Brush an 8” skillet lightly with cooking oil or melted butter. Heat over medium heat. Pour a bit less than ⅓ cup of batter into the pan, tilting the pan so the batter forms an 8” circle.
Cook until edges appear set and crepe begins to appear dry, flip (cooked side should be beginning to turn lightly gold) and cook until lightly golden.
Remove to a cooling rack to cool and repeat until you have used all of your crepe batter. Note: You only need 20 crepes to make this crepe cake, you will have a few extras.
While crepes cool, make your filling. Combine heavy cream and about half of the powdered sugar in a large mixing bowl.
Use an electric mixer to beat to stiff, fluffy peaks.

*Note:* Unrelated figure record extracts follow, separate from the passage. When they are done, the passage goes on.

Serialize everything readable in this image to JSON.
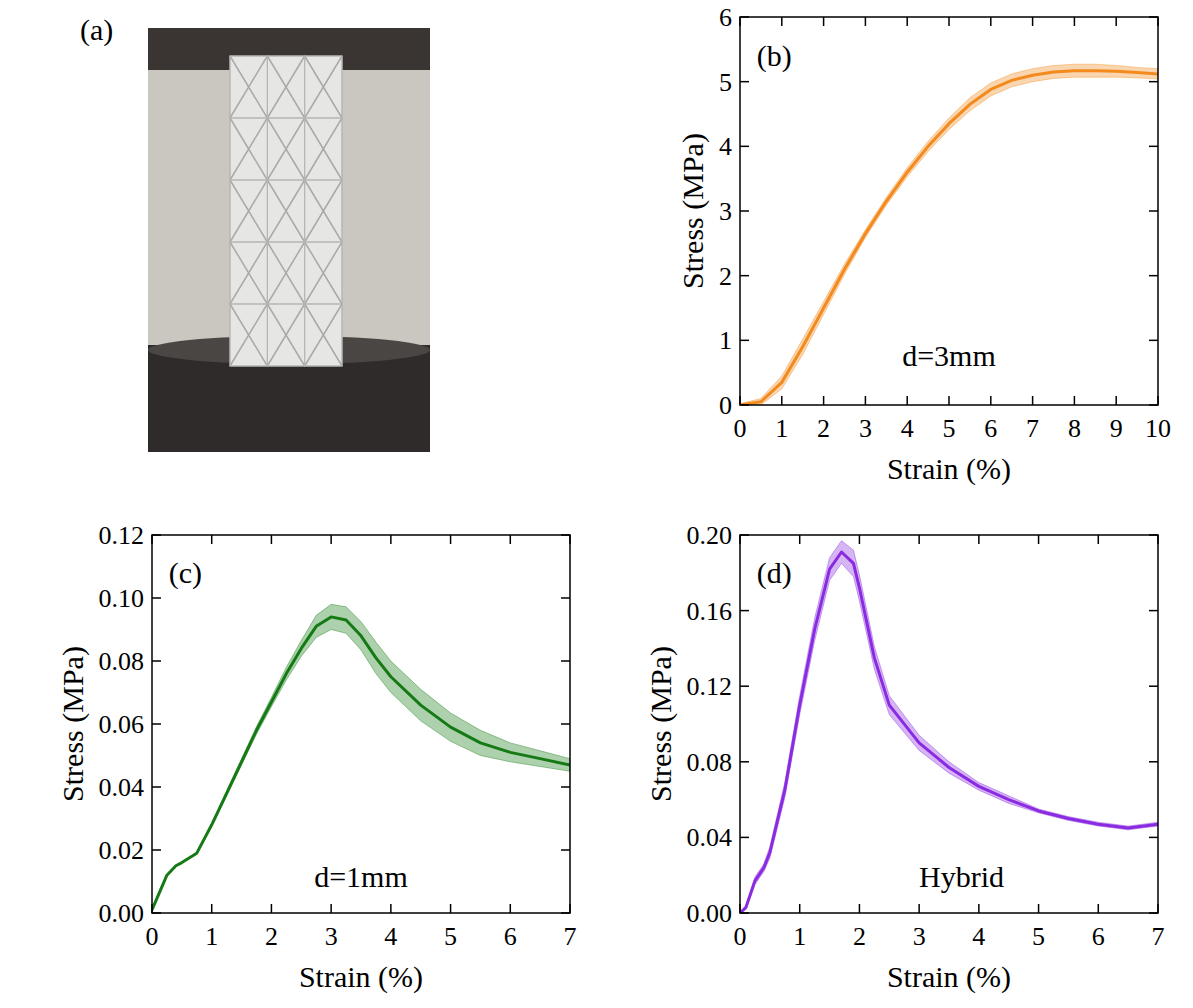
{
  "photo": {
    "label": "(a)"
  },
  "chart_data": [
    {
      "type": "line",
      "title": "(b)",
      "annotations": [
        "d=3mm"
      ],
      "x_label": "Strain (%)",
      "y_label": "Stress (MPa)",
      "xlim": [
        0,
        10
      ],
      "ylim": [
        0,
        6
      ],
      "xticks": [
        0,
        1,
        2,
        3,
        4,
        5,
        6,
        7,
        8,
        9,
        10
      ],
      "yticks": [
        0,
        1,
        2,
        3,
        4,
        5,
        6
      ],
      "x": [
        0,
        0.5,
        1,
        1.5,
        2,
        2.5,
        3,
        3.5,
        4,
        4.5,
        5,
        5.5,
        6,
        6.5,
        7,
        7.5,
        8,
        8.5,
        9,
        9.5,
        10
      ],
      "series": [
        {
          "color": "#f28a1e",
          "values": [
            0,
            0.05,
            0.35,
            0.9,
            1.5,
            2.1,
            2.65,
            3.15,
            3.6,
            4.0,
            4.35,
            4.65,
            4.88,
            5.02,
            5.1,
            5.15,
            5.17,
            5.17,
            5.16,
            5.14,
            5.12
          ],
          "error": [
            0.02,
            0.05,
            0.1,
            0.12,
            0.1,
            0.08,
            0.06,
            0.06,
            0.07,
            0.08,
            0.09,
            0.1,
            0.1,
            0.1,
            0.1,
            0.1,
            0.1,
            0.1,
            0.09,
            0.08,
            0.08
          ]
        }
      ]
    },
    {
      "type": "line",
      "title": "(c)",
      "annotations": [
        "d=1mm"
      ],
      "x_label": "Strain (%)",
      "y_label": "Stress (MPa)",
      "xlim": [
        0,
        7
      ],
      "ylim": [
        0,
        0.12
      ],
      "xticks": [
        0,
        1,
        2,
        3,
        4,
        5,
        6,
        7
      ],
      "yticks": [
        {
          "value": 0,
          "label": "0.00"
        },
        {
          "value": 0.02,
          "label": "0.02"
        },
        {
          "value": 0.04,
          "label": "0.04"
        },
        {
          "value": 0.06,
          "label": "0.06"
        },
        {
          "value": 0.08,
          "label": "0.08"
        },
        {
          "value": 0.1,
          "label": "0.10"
        },
        {
          "value": 0.12,
          "label": "0.12"
        }
      ],
      "x": [
        0,
        0.25,
        0.4,
        0.5,
        0.75,
        1,
        1.25,
        1.5,
        1.75,
        2,
        2.25,
        2.5,
        2.75,
        3,
        3.25,
        3.5,
        3.75,
        4,
        4.5,
        5,
        5.5,
        6,
        6.5,
        7
      ],
      "series": [
        {
          "color": "#157a15",
          "values": [
            0.001,
            0.012,
            0.015,
            0.016,
            0.019,
            0.028,
            0.038,
            0.048,
            0.058,
            0.067,
            0.076,
            0.084,
            0.091,
            0.094,
            0.093,
            0.088,
            0.081,
            0.075,
            0.066,
            0.059,
            0.054,
            0.051,
            0.049,
            0.047
          ],
          "error": [
            0,
            0,
            0,
            0,
            0,
            0.0005,
            0.0008,
            0.001,
            0.0012,
            0.0015,
            0.002,
            0.0025,
            0.0035,
            0.004,
            0.0042,
            0.0045,
            0.005,
            0.005,
            0.005,
            0.0045,
            0.004,
            0.003,
            0.0025,
            0.002
          ]
        }
      ]
    },
    {
      "type": "line",
      "title": "(d)",
      "annotations": [
        "Hybrid"
      ],
      "x_label": "Strain (%)",
      "y_label": "Stress (MPa)",
      "xlim": [
        0,
        7
      ],
      "ylim": [
        0,
        0.2
      ],
      "xticks": [
        0,
        1,
        2,
        3,
        4,
        5,
        6,
        7
      ],
      "yticks": [
        {
          "value": 0,
          "label": "0.00"
        },
        {
          "value": 0.04,
          "label": "0.04"
        },
        {
          "value": 0.08,
          "label": "0.08"
        },
        {
          "value": 0.12,
          "label": "0.12"
        },
        {
          "value": 0.16,
          "label": "0.16"
        },
        {
          "value": 0.2,
          "label": "0.20"
        }
      ],
      "x": [
        0,
        0.1,
        0.25,
        0.4,
        0.5,
        0.75,
        1,
        1.25,
        1.5,
        1.7,
        1.9,
        2,
        2.25,
        2.5,
        3,
        3.5,
        4,
        4.5,
        5,
        5.5,
        6,
        6.5,
        7
      ],
      "series": [
        {
          "color": "#8a2be2",
          "values": [
            0,
            0.003,
            0.017,
            0.024,
            0.032,
            0.065,
            0.11,
            0.15,
            0.182,
            0.191,
            0.185,
            0.172,
            0.135,
            0.11,
            0.09,
            0.077,
            0.067,
            0.06,
            0.054,
            0.05,
            0.047,
            0.045,
            0.047
          ],
          "error": [
            0,
            0.001,
            0.002,
            0.002,
            0.003,
            0.004,
            0.005,
            0.006,
            0.006,
            0.006,
            0.007,
            0.007,
            0.006,
            0.005,
            0.004,
            0.003,
            0.002,
            0.002,
            0.001,
            0.001,
            0.001,
            0.001,
            0.001
          ]
        }
      ]
    }
  ]
}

In a separate bowl, combine cream cheese, remaining powdered sugar, vanilla and salt and stir until smooth and creamy.
Adding whipped cream to the cream cheese mixture and gently folding them together until uniform.
Place one crepe on a serving platter then portion a large spoonful (about 3 Tablespoons) of filling over the crepe. Use an offset spatula to spread evenly over the crepe.
Top with your next crepe, then repeat until you have used 20 crepes and all your filling (if you have any filling left over, feel free to use your extra crepes!)
Place chocolate in heatproof bowl. Place cream in a small saucepan and heat until steaming. Pour cream over chocolate, cover with foil, and let sit for 5 minutes.
Whisk chocolate until smooth. Let chocolate cool until slightly thickened, then spread evenly over crepe cake. Return to fridge and let chocolate set. Enjoy!